Da die Verkäuferin nach den schlüssigen Sachverhaltsannahmen der belangten Behörde erst in dem Zeitpunkt zur Auflösung des ursprünglichen Kaufvertrages bereit war, als die vom Beschwerdeführer beherrschte A. GmbH als Käuferin des Kaufgegenstandes zu unveränderten Bedingungen auftrat, wurde der erste Kaufvertrag durch den Auflösungsvertrag nicht mit der Wirkung rückgängig gemacht, daß dadurch die S. AG ihre freie Verfügungsmacht über den Liegenschaftsanteil wiedererlangt hätte.

Der vom Beschwerdeführer hervorgehobene Umstand, daß der Liegenschaftsanteil an den Beschwerdeführer nicht "übergeben" worden sei, ist dabei deshalb nicht maßgeblich, weil der Erwerbsvorgang im Sinne des § 1 Abs. 1 Z. 1 GrEStG 1987 bereits durch das Verpflichtungsgeschäft, nicht aber durch das Erfüllungsgeschäft verwirklicht wird.

Entgegen den Ausführungen in der Beschwerdeschrift wurde im Verwaltungsverfahren nicht vorgebracht, daß um eine grundverkehrsbehördliche Genehmigung nicht angesucht bzw. eine solche nicht erteilt worden ist.
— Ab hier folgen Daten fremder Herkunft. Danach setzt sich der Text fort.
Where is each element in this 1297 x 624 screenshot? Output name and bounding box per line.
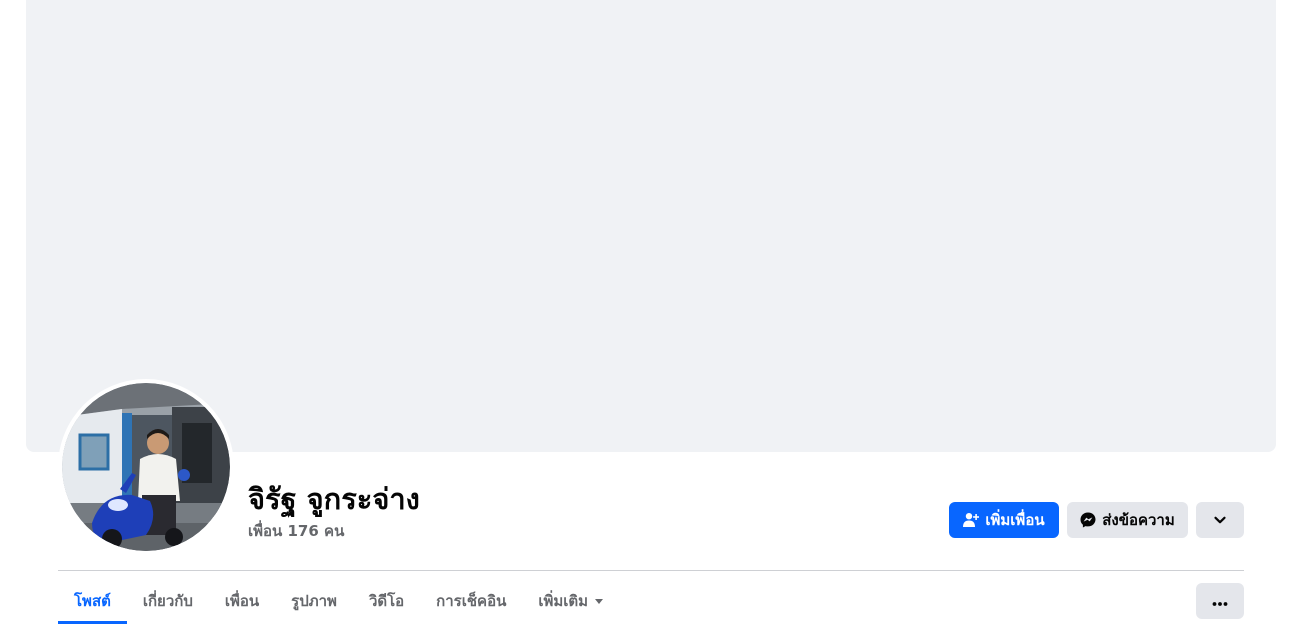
send-message-button[interactable]: ส่งข้อความ: [1067, 502, 1188, 538]
cover-photo[interactable]: [26, 0, 1276, 452]
add-friend-button[interactable]: เพิ่มเพื่อน: [949, 502, 1059, 538]
tab-label: เพิ่มเติม: [538, 592, 589, 610]
tabs-divider: [58, 570, 1244, 571]
profile-picture[interactable]: [58, 379, 234, 555]
chevron-down-icon: [1213, 513, 1227, 527]
ellipsis-icon: [1212, 592, 1228, 611]
tab-more[interactable]: เพิ่มเติม: [522, 582, 620, 620]
tab-checkins[interactable]: การเช็คอิน: [420, 582, 522, 620]
friends-count[interactable]: เพื่อน 176 คน: [248, 519, 344, 543]
tab-photos[interactable]: รูปภาพ: [275, 582, 353, 620]
tab-posts[interactable]: โพสต์: [58, 582, 127, 624]
tab-friends[interactable]: เพื่อน: [209, 582, 275, 620]
tab-about[interactable]: เกี่ยวกับ: [127, 582, 209, 620]
caret-down-icon: [594, 592, 604, 610]
tab-label: การเช็คอิน: [436, 592, 507, 610]
tab-label: เพื่อน: [224, 592, 260, 610]
expand-button[interactable]: [1196, 502, 1244, 538]
send-message-label: ส่งข้อความ: [1102, 511, 1175, 529]
tab-videos[interactable]: วิดีโอ: [353, 582, 420, 620]
person-plus-icon: [963, 512, 980, 528]
add-friend-label: เพิ่มเพื่อน: [985, 511, 1045, 529]
profile-name: จิรัฐ จูกระจ่าง: [248, 482, 420, 516]
avatar: [62, 383, 230, 551]
tab-label: รูปภาพ: [291, 592, 337, 610]
profile-options-button[interactable]: [1196, 583, 1244, 619]
messenger-icon: [1080, 512, 1096, 528]
profile-tabs: โพสต์ เกี่ยวกับ เพื่อน รูปภาพ วิดีโอ การ…: [58, 582, 620, 624]
tab-label: เกี่ยวกับ: [142, 592, 193, 610]
tab-label: โพสต์: [74, 592, 111, 610]
tab-label: วิดีโอ: [368, 592, 405, 610]
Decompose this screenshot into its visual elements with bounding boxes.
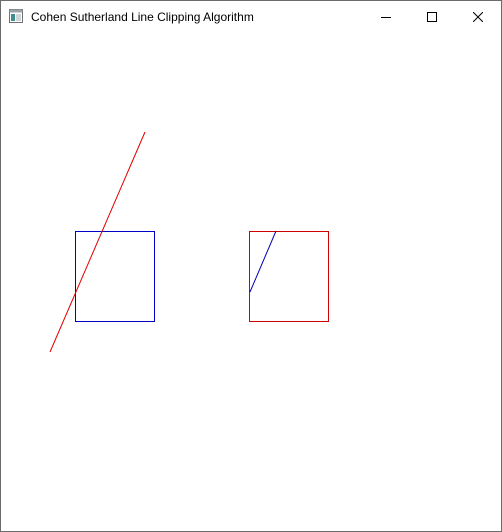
- maximize-icon: [427, 11, 437, 22]
- minimize-icon: [381, 12, 391, 22]
- clip-window-after: [249, 231, 329, 322]
- close-button[interactable]: [455, 1, 501, 32]
- app-window: Cohen Sutherland Line Clipping Algorithm: [0, 0, 502, 532]
- line-after-clipping: [249, 230, 277, 293]
- title-bar[interactable]: Cohen Sutherland Line Clipping Algorithm: [1, 1, 501, 32]
- clipping-canvas: [49, 131, 329, 353]
- minimize-button[interactable]: [363, 1, 409, 32]
- maximize-button[interactable]: [409, 1, 455, 32]
- clip-window-before: [75, 231, 155, 322]
- window-title: Cohen Sutherland Line Clipping Algorithm: [31, 10, 254, 24]
- app-icon: [9, 9, 23, 23]
- close-icon: [473, 11, 483, 22]
- drawing-area: [1, 32, 501, 531]
- line-before-clipping: [49, 131, 146, 353]
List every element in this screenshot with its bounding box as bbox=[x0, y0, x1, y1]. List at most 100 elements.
Abgesehen davon, daß es sich bei diesem Vorbringen um eine vor dem Verwaltungsgerichtshof unzulässige Neuerung handelt, hat die belangte Behörde in ihrer Gegenschrift dem zutreffend entgegengehalten, daß das gegenständliche Rechtsgeschäft nach dem im Beschwerdefall anzuwendenden Tiroler Grundverkehrsgesetz, LBGl. Nr. 69/1983, keiner Genehmigung bedurfte.

Soweit der Beschwerdeführer die Unterlassung der (förmlichen) Einvernahme des Dkfm. W. als Zeugen als Verletzung von Verfahrensvorschriften rügt, ist ihm entgegenzuhalten, daß in dem im Verwaltungsverfahren eingebrachten Beweisantrag als Thema der Einvernahme ausdrücklich die Beantwortung der Frage angegeben war, ob die S. AG verpflichtet gewesen sei, den Kaufgegenstand an die A. GmbH zu veräußern oder ob die S. AG an jeden beliebigen Käufer hätte veräußern können. Für den Beschwerdefall war demgegenüber von wesentlicher Bedeutung, daß die S. AG zu einer Auflösung erst Zug um Zug mit dem zweiten Kaufvertrag bereit gewesen war und deswegen tatsächlich ihre Verfügungsmacht nicht wiedererlangt hatte. Das im Verwaltungsverfahren bezeichnete Beweisthema war jedoch für die Beurteilung des Streitfalles unerheblich, sodaß die Behörde von der Aufnahme des beantragten Beweises abzusehen hatte (vgl. § 183 Abs. 3 BAO).

Die Beschwerde war daher gemäß § 42 Abs. 1 VwGG als unbegründet abzuweisen.

Die Kostenentscheidung stützt sich auf die §§ 47 ff VwGG in Verbindung mit der Verordnung BGBl. Nr. 416/1994.